The Spectacles shoot a circular video format, letting mobile phone users rotate their screen within the video

The Spectacles shoot a circular video format, letting mobile phone users rotate their screen within the video

But the innovations of the Spectacles don’t stop there. It’s not just the format of the video that’s changed, but the fundamental perspective of the viewer.

“The camera is right there with your eyes, so when you turn your head to look around, the camera moves with you,” Cohen said. “It’s a very different feel for taking video – more immersive.” The immediate, point-of-view nature of the video encourages a more spontaneous approach to taking video, and because the videos automatically save to Memories, which are private by default, almost no thought goes into recording or posting the videos. It makes the process of Snapping even more effortless than it was before – which is a good thing for Snapchat.

What This Means for Snap, Inc.

Inevitably, the Spectacles will draw comparisons to Google Glass, and all manner of commentators are already making bets on whether Spectacles will be a long-term success or fall into the trap of the “glasshole.”

On that question, we think there’s no contest: the Snap Spectacles win hands-down. They’re easy to use, they’re fun, and perhaps most importantly, they look good. Snap figured out exactly what the Spectacles would give to users and they designed the glasses to do that one thing excellently. We think the Spectacles are a win overall and that there’s little danger of them falling into the trap that Google Glass did.

But ultimately, it’s not a fair comparison. Google Glass was a genuine attempt at a wearable that would change people’s interactions with technology in the same way that mobile phones did, and Google took the project as seriously as it sounded. Spectacles are a different beast entirely.

In fact, the Spectacles are hardly even a “product release” in the traditional sense, and their distribution model makes that clear. The Venice vending machine dispensed less than 1,000 glasses overall, and Snap didn’t send a single pair to the major tech review sites. None of this portrays an attempt to create a revenue-generating product.

Instead, the Spectacles are an attempt to break the mold of how we think about the Snap brand, and they’re a brilliantly successful one at that. With reports of an IPO in the works for Snap that might value the company in the $25 to $35 billion range, the Spectacles are almost a coming out party for Snap, Inc.; a celebration of what the company could soon become.

In his 2014 keynote address at the AXS Partner Summit, then-Snapchat CEO Evan Spiegel explained why the “selfie” was significant, and implicitly, what made Snapchat so effective:

“Our old conception of the world separated into an online and an offline space is no longer relevant. Traditional social media required that we live experiences in the offline world, record those experiences, and then post them online to recreate the experience and talk about it.

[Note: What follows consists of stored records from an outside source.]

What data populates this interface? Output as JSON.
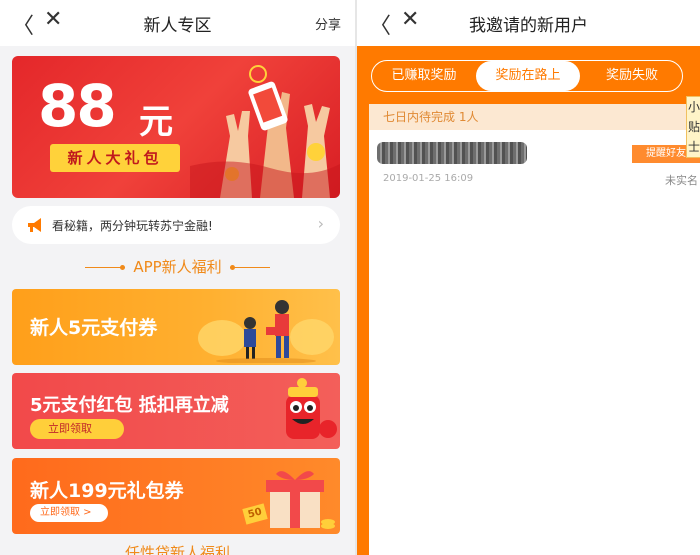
{
  "left": {
    "nav": {
      "title": "新人专区",
      "share": "分享",
      "back": "〈",
      "close": "✕"
    },
    "hero": {
      "amount": "88",
      "unit": "元",
      "ribbon": "新人大礼包"
    },
    "notice": {
      "text": "看秘籍，两分钟玩转苏宁金融!",
      "chevron": "›"
    },
    "section_title": "APP新人福利",
    "cards": [
      {
        "label": "新人5元支付券"
      },
      {
        "label": "5元支付红包  抵扣再立减",
        "button": "立即领取"
      },
      {
        "label": "新人199元礼包券",
        "button": "立即领取 >",
        "badge": "50"
      }
    ],
    "section_title_2": "任性贷新人福利"
  },
  "right": {
    "nav": {
      "title": "我邀请的新用户",
      "back": "〈",
      "close": "✕"
    },
    "tabs": [
      {
        "label": "已赚取奖励"
      },
      {
        "label": "奖励在路上"
      },
      {
        "label": "奖励失败"
      }
    ],
    "group_header": "七日内待完成 1人",
    "entries": [
      {
        "date": "2019-01-25 16:09",
        "remind": "提醒好友",
        "status": "未实名"
      }
    ],
    "side_tag": "小贴士"
  },
  "colors": {
    "accent_orange": "#ff7a00",
    "hero_red": "#e4272a",
    "section_orange": "#f08a1a"
  }
}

The selfie makes sense as the fundamental unit of communication on Snapchat because it marks the transition between digital media as self-expression and digital media as communication.”

That was a visionary statement then, and it’s just as insightful now – and the Spectacles are a brilliant step forward in the evolution of “digital media as communication.” The Spectacles make recording, saving, and sharing first-person video as easy as clicking a button on a pair of sunglasses that you’re already wearing. They remove virtually every barrier to capturing experiences and sharing them with family, friends, or just saving them to view later.

The Spectacles aren’t a bona fide product launch for Snap, they’re an exploration of what the Snap brand can become and an experiment in how to erase the line between digital, recorded media and lived, in-person experience. Snap got just about everything about this release right, and other companies would do well to take note of how they did it.

With the Spectacles, Snap is exploring their options and setting the stage for what the company can become. If the first act is any indication, we’re in for one hell of a show.